If you have been charged with a crime, there are a number of steps in the criminal legal system that you need to understand. Having an overview of criminal defense in Michigan can help you understand your rights and might be the determining factor in the severity of your final sentence.

Your Options During an Arraignment

After you are charged with a crime you will be brought before a judge for an arraignment. In this first appearance, the judge will review the charges with you and inform you of the penalties these charges carry. During this initial proceeding you will be asked how you plead. You may enter a plea of guilty, not guilty, no contest or you may opt to stand mute. If you stand mute, the judge will enter a plea of not guilty on your behalf. At this stage it is often advisable to enter a plea of not guilty which will allow you time to talk with your attorney and weigh your options. An overview of criminal defense in Michigan will help you to make the right choice when deciding your plea.

Avoiding a Lengthy Trial

At the time of arraignment a trial date will also be set. This may be a trial by jury or you and your attorney may decide on a bench trial to avoid the lengthy jury trial process, and accept the decision of the judge. Sometimes your best option may be a plea bargain. A plea bargain involves pleading guilty to the charges against you and in exchange the prosecution will allow you to plead to a lesser charge or consider dropping some of the charges against you.

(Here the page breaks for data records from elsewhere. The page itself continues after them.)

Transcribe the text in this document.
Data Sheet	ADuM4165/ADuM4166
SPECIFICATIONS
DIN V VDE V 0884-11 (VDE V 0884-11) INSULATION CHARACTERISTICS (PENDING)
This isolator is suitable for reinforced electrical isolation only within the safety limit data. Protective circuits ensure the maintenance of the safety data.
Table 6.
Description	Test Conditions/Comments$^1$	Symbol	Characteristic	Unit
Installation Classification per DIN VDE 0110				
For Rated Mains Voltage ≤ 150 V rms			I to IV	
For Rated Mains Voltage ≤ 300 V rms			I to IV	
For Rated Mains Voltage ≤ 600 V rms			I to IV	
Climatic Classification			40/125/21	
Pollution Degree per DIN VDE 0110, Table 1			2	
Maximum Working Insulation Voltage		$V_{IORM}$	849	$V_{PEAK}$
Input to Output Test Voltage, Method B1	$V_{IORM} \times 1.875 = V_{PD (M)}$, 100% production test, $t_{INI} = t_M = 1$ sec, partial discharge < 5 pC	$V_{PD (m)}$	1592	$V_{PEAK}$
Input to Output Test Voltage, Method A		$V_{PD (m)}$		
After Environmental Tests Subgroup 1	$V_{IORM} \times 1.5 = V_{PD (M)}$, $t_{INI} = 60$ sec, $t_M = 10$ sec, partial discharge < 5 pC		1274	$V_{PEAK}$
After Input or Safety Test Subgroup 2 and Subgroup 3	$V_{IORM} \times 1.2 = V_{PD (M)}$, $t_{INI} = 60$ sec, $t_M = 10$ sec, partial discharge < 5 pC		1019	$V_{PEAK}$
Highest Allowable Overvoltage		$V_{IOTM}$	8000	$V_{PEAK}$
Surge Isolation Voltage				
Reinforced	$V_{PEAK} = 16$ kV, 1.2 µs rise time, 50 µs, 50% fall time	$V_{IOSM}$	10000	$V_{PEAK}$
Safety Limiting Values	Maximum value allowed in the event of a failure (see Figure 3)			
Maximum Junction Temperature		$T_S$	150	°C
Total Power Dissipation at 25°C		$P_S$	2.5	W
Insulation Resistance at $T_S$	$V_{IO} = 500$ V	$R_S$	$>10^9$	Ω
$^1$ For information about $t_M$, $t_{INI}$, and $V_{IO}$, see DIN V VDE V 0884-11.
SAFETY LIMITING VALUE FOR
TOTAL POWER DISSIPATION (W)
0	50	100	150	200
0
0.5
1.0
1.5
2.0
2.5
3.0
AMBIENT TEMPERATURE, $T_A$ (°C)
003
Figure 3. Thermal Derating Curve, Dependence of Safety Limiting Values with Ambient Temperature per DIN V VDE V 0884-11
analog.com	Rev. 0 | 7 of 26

Should you Appeal the Verdict?

If you are found guilty and sentenced, and feel the verdict is unjust you have the right to appeal. An appeal is not a retrial but a re-examination of all the records involved the trial proceeding to ensure that you have received a fair trial. It's important to have an understanding and an overview of criminal defense in Michigan because you will need to enter an appeal within a specific amount of time after your conviction. There are a lot of reasons to file an appeal from the smallest legal error, to the judge's failure to instruct the jury of important facts they need to determine your case or even misconduct by a member of the jury. A successful appeal could lead to a new trial.